The photograph of Geoffrey Lewis, Osman Khalid, and me is forty years old, yet it seems like only yesterday that we went to Omdurman market to choose the Arab gear. The mind still retains, from all those years ago, hundreds of bright images of our fascinating visit to Sudan; but the brightest of all are the recollections of a trip to Dinder National Park, held together by Geoffrey, as always the cement in any mixed group. We were pretty mixed, actually, including an admirer of Arab culture (myself), and Michael Kerr, who had all the Berliner's drive, liveliness of spirit and impatience with the unsatisfactory, which from his viewpoint meant the Arab world in all its aspects. This quite soon manifested itself during our railway journey to Dinder, along the White Nile.
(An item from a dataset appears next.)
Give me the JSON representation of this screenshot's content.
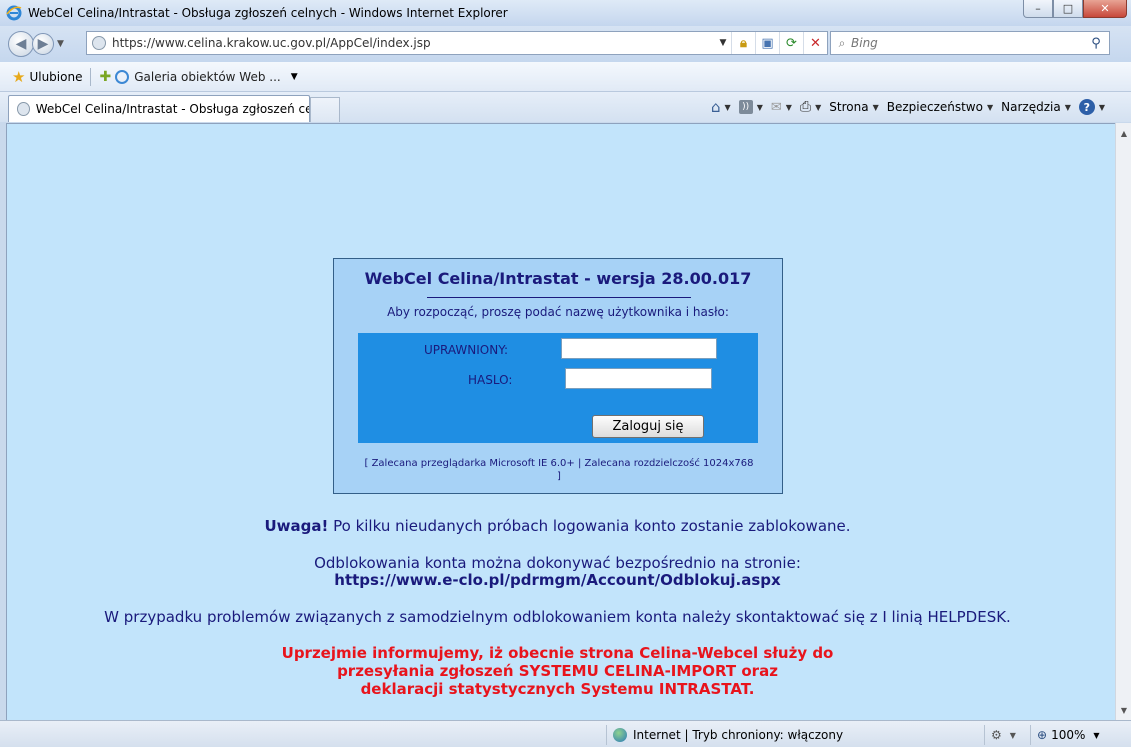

The railway itself was a wonder of the world, totally unchanged since the British started to run the Sudan. ln the mahogany dining car, rattling along at L1 m.p.h , the menu had been taught to the great-grandfather of the chef, perhaps by Lord Kitchener's cook: omelette, followed by cold roast lamb and boiled potatoes, and then chocolate pudding. The timetable was worth a visit to Sudan in itself. Not just the (target) times for trains, but the anatomy of the trains themselves. Each item of rolling stock was allotted a "value", and when the trains were assembled the values of all its components were totted-up, to make sure that they did not exceed the "value" of the locomotive. Also, the timetable was most insistent that every locomotive should have a stated rest-period every day. lt conjured up a charming image of the engine, lying under a palm tree for a snooze, with its wheels in the air.
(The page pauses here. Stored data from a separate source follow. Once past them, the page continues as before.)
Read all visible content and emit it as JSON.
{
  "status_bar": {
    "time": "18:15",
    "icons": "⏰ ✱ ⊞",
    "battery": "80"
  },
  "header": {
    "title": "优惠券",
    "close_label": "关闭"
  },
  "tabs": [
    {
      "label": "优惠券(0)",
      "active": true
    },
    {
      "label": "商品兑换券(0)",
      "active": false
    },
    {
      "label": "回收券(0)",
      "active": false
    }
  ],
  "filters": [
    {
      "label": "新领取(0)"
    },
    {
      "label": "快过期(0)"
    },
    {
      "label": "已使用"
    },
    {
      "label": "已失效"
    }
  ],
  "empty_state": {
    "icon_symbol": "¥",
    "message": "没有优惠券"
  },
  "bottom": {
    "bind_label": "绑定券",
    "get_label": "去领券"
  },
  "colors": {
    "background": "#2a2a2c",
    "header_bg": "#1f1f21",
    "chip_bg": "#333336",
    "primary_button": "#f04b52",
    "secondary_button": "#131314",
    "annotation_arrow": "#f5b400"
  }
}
Dinder Junction itself was a caravanserai, with thronging crowds which awaited patiently the trains as they arrived, seemingly at random, and left equally at random, with their headlamps probing the desert night. This was too tame for Geoffrey Lewis and Michael Kerr who went off to Do Something, leaving me to Do Nothing Much, as I often did, and instead go to sleep on the concrete platform. Theirs was the spirit, and mine was not the spirit, which made the Empire what it was. And it was the same spirit which enabled them, with me bleating in the background, when we discovered strangers in our (supposedly) reserved sleeping compartment, simply to eject them from the train, luggage and all.


But the rail journey was only a prelude to the most memorable day of my life. Dressed for a safari we piled into a jeep and drove to the plains where the animals were to be found. Not upper-class animals, like lions and tigers, but warthogs, trotting along like Piglet, with their bottle-brush tails in the air; and the ruder sort of primates; and especially the giraffes, with their strange gait, exquisitely mild and peaceful. And above all the deer and other horned animals, thousands upon thousands of them, making their way gently across the savannah, behind them the blue of the hills and closer at hand the patches of scarlet flame where the brush had intermittently caught fire. There were only half-a-dozen visitors in an area the size of Yorkshire. lt was like the dawn of Creation.


But what about the banana? On one of the legs of our journeys we had stopped at a Government rest house. Though simple, it provided everything which we needed---except food. The larder contained nothing, except for one banana. I was recovering from some ailment, and craved rest. Geoffrey Lewis and Michael Kerr did not crave rest, and went off together to Do Something energetic, as was their practice, which on this occasion was to set up our onward transportation. On their return, flourishing documents which later proved to have been issued by a False Stationmaster, who was not whom he pretended to be, entitling our party to travel on a train which did not exist, they found me asleep, but did not find the banana. Their comments were uncompromising; but were they fair?  What had actually happened to the banana?  I shall never know.


This I think captures the essence of Michael.

Michael would not want it said that his death marks the passing of an era: rather, as I am sure Michael would say, youth, as exemplified this evening by Daniel Judd, marks the continuation into the next era. 

So, may I ask each of you to stand and raise your glass to Michael, and to wish our prize winner, Daniel Judd, well on his journey through life – Michael and Daniel.